Community Health Centers create savings in health care every time a patient opts for an exam and treatment at the first sign of a health issue instead of waiting until a costly emergency room visit or hospitalization is the only option. Each health center takes a tailored approach to meet the unique needs of the people in its surrounding community. That local approach to health care, combined with an emphasis on comprehensive preventative care, generates $24 billion in annual savings to the health care system - for the American taxpayer, local, state and federal governments and public and private payers alike.

The need to reform our health care system has been embraced by almost every component of society. Growing numbers of people are uninsured or they have insurance but little or no access to basic health care services. The toll of unmet health care needs is incalculable. For over forty years health centers have broken many barriers to health care in America’s poorest communities, while also customizing their services to meet the needs of the communities they serve.

As health care costs continue to rise so does the need. The consequence? A growing need for the services provided by health centers. Health centers welcome anyone in need of care, regardless of insurance status or ability to pay.

The need:

  • 28 million Americans lack insurance. (Key Facts about the Uninsured Population | KFF)
  • 60 million people lack access to a doctor specifically because of local shortages of primary care physicians. Many of them actually have insurance.
  • Nearly 1,500 counties across the every state have disenfranchised populations and do not have a health center.
  • $18 billion a year is wasted on unnecessary visits to hospital emergency rooms for health care that could and should be provided by a health center.

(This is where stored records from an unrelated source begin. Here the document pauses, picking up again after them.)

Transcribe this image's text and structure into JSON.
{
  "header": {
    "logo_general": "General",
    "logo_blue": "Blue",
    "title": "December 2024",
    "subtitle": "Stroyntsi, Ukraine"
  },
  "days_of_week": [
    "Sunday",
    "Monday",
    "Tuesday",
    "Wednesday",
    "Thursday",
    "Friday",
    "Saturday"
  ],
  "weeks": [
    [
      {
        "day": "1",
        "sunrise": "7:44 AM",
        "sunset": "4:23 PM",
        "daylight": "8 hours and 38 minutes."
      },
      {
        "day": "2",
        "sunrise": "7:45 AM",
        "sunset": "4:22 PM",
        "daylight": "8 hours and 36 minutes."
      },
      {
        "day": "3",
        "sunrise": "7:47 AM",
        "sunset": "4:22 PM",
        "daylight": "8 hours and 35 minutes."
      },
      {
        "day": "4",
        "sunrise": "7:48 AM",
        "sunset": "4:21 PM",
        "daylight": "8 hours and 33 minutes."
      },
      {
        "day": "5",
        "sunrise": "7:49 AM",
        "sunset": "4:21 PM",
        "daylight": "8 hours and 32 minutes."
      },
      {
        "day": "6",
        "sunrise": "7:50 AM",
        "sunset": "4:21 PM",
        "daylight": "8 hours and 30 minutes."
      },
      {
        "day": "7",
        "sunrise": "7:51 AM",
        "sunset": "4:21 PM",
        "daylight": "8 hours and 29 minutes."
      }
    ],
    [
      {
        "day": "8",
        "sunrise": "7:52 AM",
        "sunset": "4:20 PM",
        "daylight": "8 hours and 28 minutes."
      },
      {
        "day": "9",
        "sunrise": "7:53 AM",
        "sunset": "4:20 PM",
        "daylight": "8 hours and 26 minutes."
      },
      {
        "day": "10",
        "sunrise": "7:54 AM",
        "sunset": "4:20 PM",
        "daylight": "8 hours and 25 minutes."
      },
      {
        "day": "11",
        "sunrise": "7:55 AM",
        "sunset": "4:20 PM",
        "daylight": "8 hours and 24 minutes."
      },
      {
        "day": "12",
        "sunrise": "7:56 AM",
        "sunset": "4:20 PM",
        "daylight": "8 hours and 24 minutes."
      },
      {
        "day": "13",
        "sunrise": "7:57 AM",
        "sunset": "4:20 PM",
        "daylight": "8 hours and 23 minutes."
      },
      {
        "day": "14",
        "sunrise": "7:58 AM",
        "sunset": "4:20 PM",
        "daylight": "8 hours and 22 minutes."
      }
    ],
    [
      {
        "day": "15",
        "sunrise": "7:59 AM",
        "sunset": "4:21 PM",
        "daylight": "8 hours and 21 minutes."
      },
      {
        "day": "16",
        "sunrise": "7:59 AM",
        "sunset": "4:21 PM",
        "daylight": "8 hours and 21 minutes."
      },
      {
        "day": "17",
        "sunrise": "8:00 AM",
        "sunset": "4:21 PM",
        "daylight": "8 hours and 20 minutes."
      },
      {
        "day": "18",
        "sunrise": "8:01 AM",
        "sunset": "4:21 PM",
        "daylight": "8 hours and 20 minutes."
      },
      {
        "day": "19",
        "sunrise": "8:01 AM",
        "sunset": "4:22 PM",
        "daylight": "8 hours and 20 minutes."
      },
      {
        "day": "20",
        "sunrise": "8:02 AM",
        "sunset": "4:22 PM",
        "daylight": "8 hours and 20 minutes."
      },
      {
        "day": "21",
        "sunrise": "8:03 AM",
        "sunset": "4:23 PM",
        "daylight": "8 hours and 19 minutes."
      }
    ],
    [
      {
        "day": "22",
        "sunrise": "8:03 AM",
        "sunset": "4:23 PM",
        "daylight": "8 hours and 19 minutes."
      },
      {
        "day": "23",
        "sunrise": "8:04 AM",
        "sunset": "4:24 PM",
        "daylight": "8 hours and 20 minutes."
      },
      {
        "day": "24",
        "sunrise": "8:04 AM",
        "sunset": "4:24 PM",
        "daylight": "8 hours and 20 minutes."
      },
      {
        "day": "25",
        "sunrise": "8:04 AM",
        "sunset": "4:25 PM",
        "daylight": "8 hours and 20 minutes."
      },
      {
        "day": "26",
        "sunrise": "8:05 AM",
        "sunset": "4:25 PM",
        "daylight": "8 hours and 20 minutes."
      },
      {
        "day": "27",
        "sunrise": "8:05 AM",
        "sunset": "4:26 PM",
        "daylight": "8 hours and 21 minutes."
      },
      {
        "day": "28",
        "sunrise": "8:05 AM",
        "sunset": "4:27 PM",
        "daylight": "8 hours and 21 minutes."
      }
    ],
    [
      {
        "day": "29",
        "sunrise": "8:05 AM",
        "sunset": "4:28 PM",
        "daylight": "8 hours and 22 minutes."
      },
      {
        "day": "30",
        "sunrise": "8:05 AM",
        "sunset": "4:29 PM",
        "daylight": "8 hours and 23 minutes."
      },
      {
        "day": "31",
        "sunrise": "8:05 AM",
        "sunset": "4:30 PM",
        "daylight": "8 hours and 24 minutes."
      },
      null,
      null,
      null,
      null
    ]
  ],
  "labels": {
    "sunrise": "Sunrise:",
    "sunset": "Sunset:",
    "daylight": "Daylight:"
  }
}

Since the nation’s first health centers opened in 1965, expansion of the federally-supported health center system to 1,400 organizations has created an affordable health care option for 20 million people. In providing health care to a population that couldn’t otherwise afford it, health centers provide a huge benefit to the greater American society:

  • Highly efficient and cost-effective care, which reduces or eliminates the need for more costly care such as emergency room visits and avoidable hospital stays. This in turn generates significant savings to the entire health care system.
  • Better preventive care, including screening, diagnosis and management of chronic illnesses such as diabetes, asthma, heart and lung disease, depression, cancer and HIV/AIDS.
  • Reduced infant mortality by as much as 40 percent in communities served by a health center, and also reduce rates of low birth weight.
  • Save the Medicaid program as much as 24 percent per patient while still delivering high quality care to their low-income patients enrolled in Medicaid.
  • One of the fastest-growing segments of health center patients are people in the age range of 45 to 64, who are living in poverty and are chronically ill.
  • Health centers now serve 1 in 5 uninsured people nationally, including 1 in 3 people in poverty. Demand is at an all time high, and health centers are responding by expanding their reach and building the workforce and facilities to answer the need.
  • NACHC Community Health Center Chartbook

For over four decades, America’s Health Centers have demonstrated a long and rich history of adapting to challenge. Today, those challenges are more daunting than ever. The number of uninsured patients getting care at health centers grew 62 percent since 2000, the most significant growth in the program’s history. One of the fastest growing segments of health center patients are people in the age range of 45 to 64, who are living in poverty and are chronically ill. Health centers now serve 1 in 7 uninsured people nationally, including 1 in 5 of the low income, uninsured. Demand is at an all time high, and health centers are responding by expanding their reach and building the workforce and facilities to answer the need.

Tomorrow’s challenges are even bigger. America faces a shortage of primary care physicians that could exceed 40,000 by 2035. In addition, health disparities are widening for African Americans, Hispanic Americans, Asian Americans, American Indians and other racial and ethnic minorities.